Monty Rakusen / Getty Images The vast majority of bankruptcy cases are filed by people and entities voluntarily, meaning that the individual or company suffering financial difficulty will make the decision to file a bankruptcy case and will initiate the case by filing a voluntary petition with the bankruptcy court. Other types of bankruptcy are not available. Involuntary bankruptcies are authorized under the U.S. bankruptcy code.

How Involuntary Bankruptcy Works

Not all entities can be put into an involuntary case. Involuntary bankruptcy is off limits if the borrower is a bank, insurance company, not-for-profit organization, credit union, farmer, family farmer, municipality, or other government unit. The majority of involuntary cases are filed against business borrowers. Involuntary cases against individuals are rare. Unless the individual is well off and has lots of unprotected assets, an involuntary bankruptcy won’t be worthwhile. Involuntary bankruptcies against businesses are much more likely to bring satisfaction to creditors because businesses cannot exempt property. Creditors with “standing” can file an involuntary bankruptcy. To have standing, the creditor’s debt must meet certain criteria:

The debt cannot be contingent as to liability. In other words, there are no conditions that must be met before the borrower will be liable on the debt. For instance, the debt could be contingent if it’s based on a guarantee that is not yet activated.The debt is not subject to a bona fide dispute as to the debt’s validity or existence.

How Many Creditors Are Necessary?

If the borrower has 12 or fewer creditors, the involuntary petition can be filed by one creditor with a debt of at least $16,750 (as of April 2019). The creditor cannot be an employer, insider, or the transferee of an avoidable transfer. If the borrower has more than 12 creditors, three creditors with an aggregate of $16,750 in debt (as of April 2019) can file the petition. If the borrower is a partnership, there are additional criteria for bringing the involuntary action. 

Can the Borrower Oppose the Involuntary Petition?

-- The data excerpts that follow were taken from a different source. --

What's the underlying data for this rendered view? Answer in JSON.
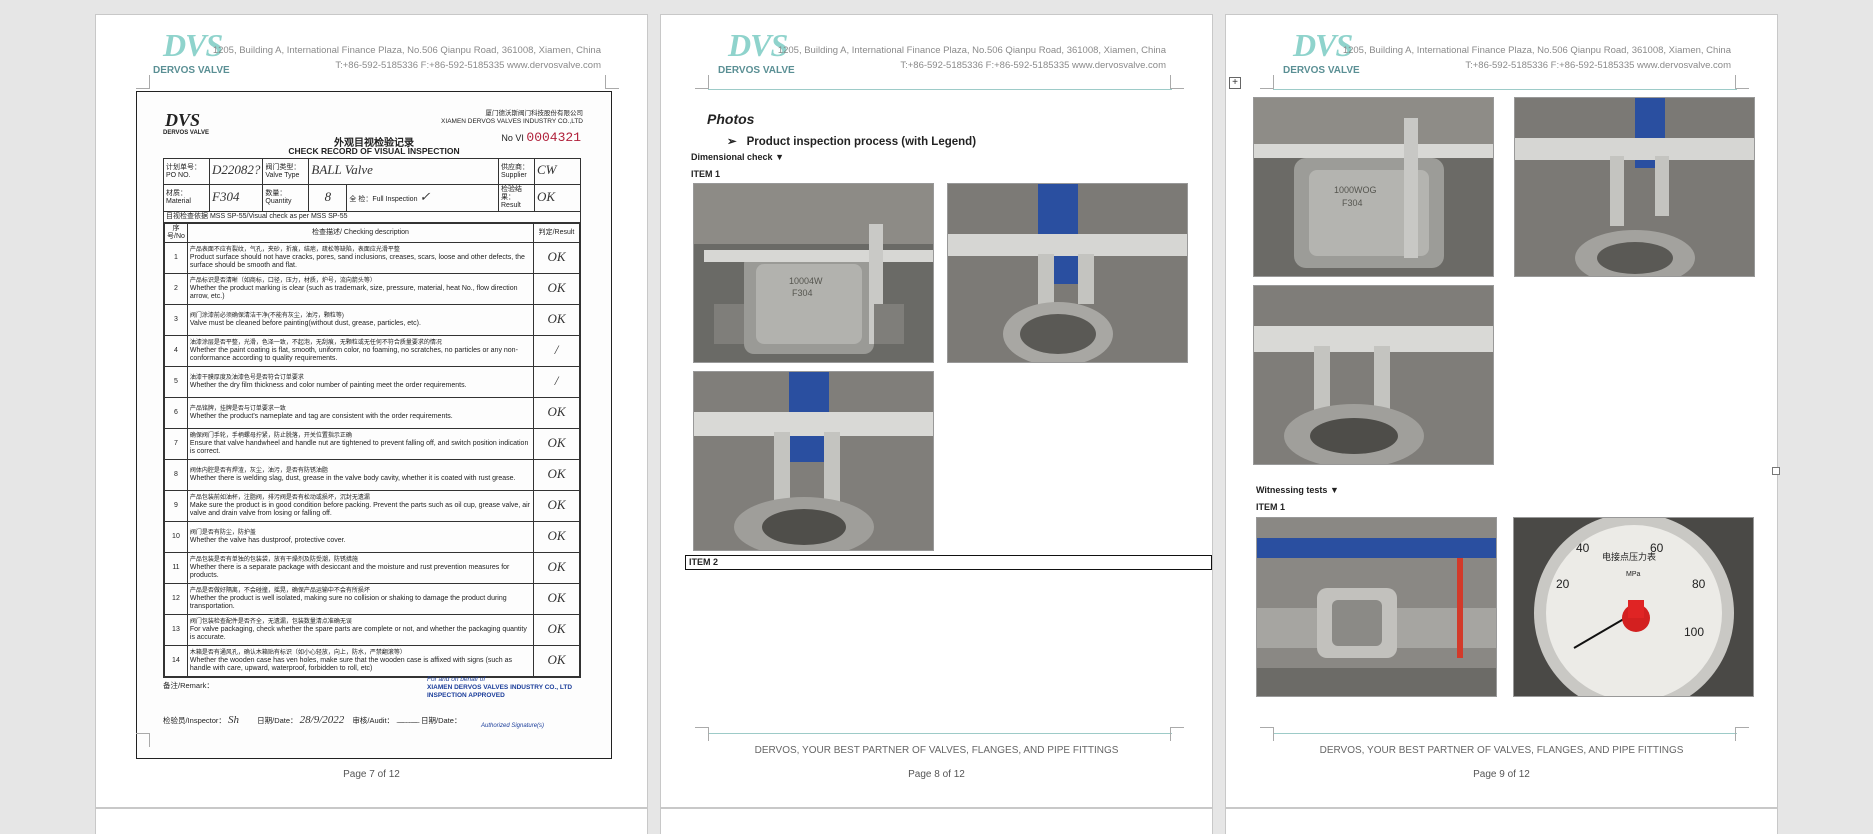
{
  "company": {
    "logo_mark": "DVS",
    "logo_name": "DERVOS VALVE",
    "address_line1": "1205, Building A, International Finance Plaza, No.506 Qianpu Road, 361008, Xiamen, China",
    "address_line2": "T:+86-592-5185336   F:+86-592-5185335   www.dervosvalve.com",
    "footer_slogan": "DERVOS, YOUR BEST PARTNER OF VALVES, FLANGES, AND PIPE FITTINGS"
  },
  "pages": {
    "p7": {
      "number": "Page 7 of 12"
    },
    "p8": {
      "number": "Page 8 of 12"
    },
    "p9": {
      "number": "Page 9 of 12"
    }
  },
  "record": {
    "logo": "DVS",
    "logo_sub": "DERVOS VALVE",
    "company_cn": "厦门德沃斯阀门科技股份有限公司",
    "company_en": "XIAMEN DERVOS VALVES INDUSTRY CO.,LTD",
    "no_label": "No VI",
    "no_value": "0004321",
    "title_cn": "外观目视检验记录",
    "title_en": "CHECK RECORD OF VISUAL INSPECTION",
    "po_label": "计划单号：PO NO.",
    "po_value": "D22082?",
    "valve_type_label": "阀门类型：Valve Type",
    "valve_type_value": "BALL  Valve",
    "supplier_label": "供应商：Supplier",
    "supplier_value": "CW",
    "material_label": "材质：Material",
    "material_value": "F304",
    "quantity_label": "数量：Quantity",
    "quantity_value": "8",
    "full_label": "全 检：Full Inspection",
    "full_value": "✓",
    "result_label": "检验结果：Result",
    "result_value": "OK",
    "basis": "目视检查依据 MSS SP-55/Visual check as per  MSS SP-55",
    "col_no": "序号/No",
    "col_desc": "检查描述/ Checking description",
    "col_result": "判定/Result",
    "items": [
      {
        "no": "1",
        "cn": "产品表面不应有裂纹，气孔，夹砂，折痕，结疤，疏松等缺陷，表面应光滑平整",
        "en": "Product surface should not have cracks, pores, sand inclusions, creases, scars, loose and other defects, the surface should be smooth and flat.",
        "result": "OK"
      },
      {
        "no": "2",
        "cn": "产品标识是否清晰（如商标，口径，压力，材质，炉号，流向箭头等）",
        "en": "Whether the product marking is clear (such as trademark, size, pressure, material, heat No., flow direction arrow, etc.)",
        "result": "OK"
      },
      {
        "no": "3",
        "cn": "阀门涂漆前必须确保清洁干净(不能有灰尘，油污，颗粒等)",
        "en": "Valve must be cleaned before painting(without dust, grease, particles, etc).",
        "result": "OK"
      },
      {
        "no": "4",
        "cn": "油漆涂层是否平整，光滑，色泽一致，不起泡，无刮痕，无颗粒或无任何不符合质量要求的情况",
        "en": "Whether the paint coating is flat, smooth, uniform color, no foaming, no scratches, no particles or any non-conformance according to quality requirements.",
        "result": "/"
      },
      {
        "no": "5",
        "cn": "油漆干膜厚度及油漆色号是否符合订单要求",
        "en": "Whether the dry film thickness and color number of painting meet the order requirements.",
        "result": "/"
      },
      {
        "no": "6",
        "cn": "产品铭牌，挂牌是否与订单要求一致",
        "en": "Whether the product's nameplate and tag are consistent with the order requirements.",
        "result": "OK"
      },
      {
        "no": "7",
        "cn": "确保阀门手轮，手柄螺母拧紧，防止脱落，开关位置指示正确",
        "en": "Ensure that valve handwheel and handle nut are tightened to prevent falling off, and switch position indication is correct.",
        "result": "OK"
      },
      {
        "no": "8",
        "cn": "阀体内腔是否有焊渣，灰尘，油污，是否有防锈油脂",
        "en": "Whether there is welding slag, dust, grease in the valve body cavity, whether it is coated with rust grease.",
        "result": "OK"
      },
      {
        "no": "9",
        "cn": "产品包装前如油杯，注脂阀，排污阀是否有松动或损坏，沉封无遗漏",
        "en": "Make sure the product is in good condition before packing. Prevent the parts such as oil cup, grease valve, air valve and drain valve from losing or falling off.",
        "result": "OK"
      },
      {
        "no": "10",
        "cn": "阀门是否有防尘，防护盖",
        "en": "Whether the valve has dustproof, protective cover.",
        "result": "OK"
      },
      {
        "no": "11",
        "cn": "产品包装是否有单独的包装袋，放有干燥剂及防受潮，防锈措施",
        "en": "Whether there is a separate package with desiccant and the moisture and rust prevention measures for products.",
        "result": "OK"
      },
      {
        "no": "12",
        "cn": "产品是否做好隔离，不会碰撞，摇晃，确保产品运输中不会有所损坏",
        "en": "Whether the product is well isolated, making sure no collision or shaking to damage the product during transportation.",
        "result": "OK"
      },
      {
        "no": "13",
        "cn": "阀门包装检查配件是否齐全，无遗漏，包装数量清点准确无误",
        "en": "For valve packaging, check whether the spare parts are complete or not, and whether the packaging quantity is accurate.",
        "result": "OK"
      },
      {
        "no": "14",
        "cn": "木箱是否有通风孔，确认木箱贴有标识（如小心轻放，向上，防水，严禁翻滚等）",
        "en": "Whether the wooden case has ven holes, make sure that the wooden case is affixed with signs (such as handle with care, upward, waterproof,  forbidden to roll, etc)",
        "result": "OK"
      }
    ],
    "remark": "备注/Remark：",
    "stamp_line1": "For and on behalf of",
    "stamp_line2": "XIAMEN DERVOS VALVES INDUSTRY CO., LTD",
    "stamp_line3": "INSPECTION  APPROVED",
    "inspector": "检验员/Inspector：",
    "date": "日期/Date：",
    "date_value": "28/9/2022",
    "audit": "审核/Audit：",
    "date2": "日期/Date：",
    "authorized": "Authorized Signature(s)"
  },
  "p8": {
    "photos_heading": "Photos",
    "bullet_mark": "➢",
    "bullet_text": "Product inspection process (with Legend)",
    "dim_check": "Dimensional check",
    "dim_arrow": "▼",
    "item1": "ITEM   1",
    "item2": "ITEM 2"
  },
  "p9": {
    "witness": "Witnessing tests",
    "witness_arrow": "▼",
    "item1": "ITEM   1",
    "gauge_text": "电接点压力表",
    "gauge_unit": "MPa",
    "gauge_ticks": [
      "20",
      "40",
      "60",
      "80",
      "100"
    ]
  },
  "colors": {
    "logo": "#8fd3cc",
    "rule": "#9dcbc8",
    "stamp": "#1a3d9a",
    "serial": "#b0203a"
  }
}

The borrower can oppose the petition. Once the creditors have filed, the borrower has 20 days to respond. The borrower will often attack the creditors’ standing to bring the petition, claim that the debts are subject to dispute or would otherwise not be eligible, attempt to bring evidence that they are paying their debts, or that the petition was brought in bad faith. Borrowers can also choose to convert the petition from an involuntary case to a voluntary one, or negotiate with the creditors to allow the case to move forward as a Chapter 11 reorganization if the creditors filed it as a Chapter 7. 

Alternatives to Involuntary Bankruptcy

Borrowers can choose to convert the petition from an involuntary case to a voluntary one, or negotiate with the creditors to allow the case to move forward as a Chapter 11 reorganization if the creditors filed it as a Chapter 7.  The bankruptcy court can find that the involuntary case was not properly brought and can dismiss it. The court has the authority to enter a judgment against the petitioning creditors for the borrower’s costs and attorney’s fees. If the court finds that the filing was made in bad faith, it can also award compensatory or even punitive damages.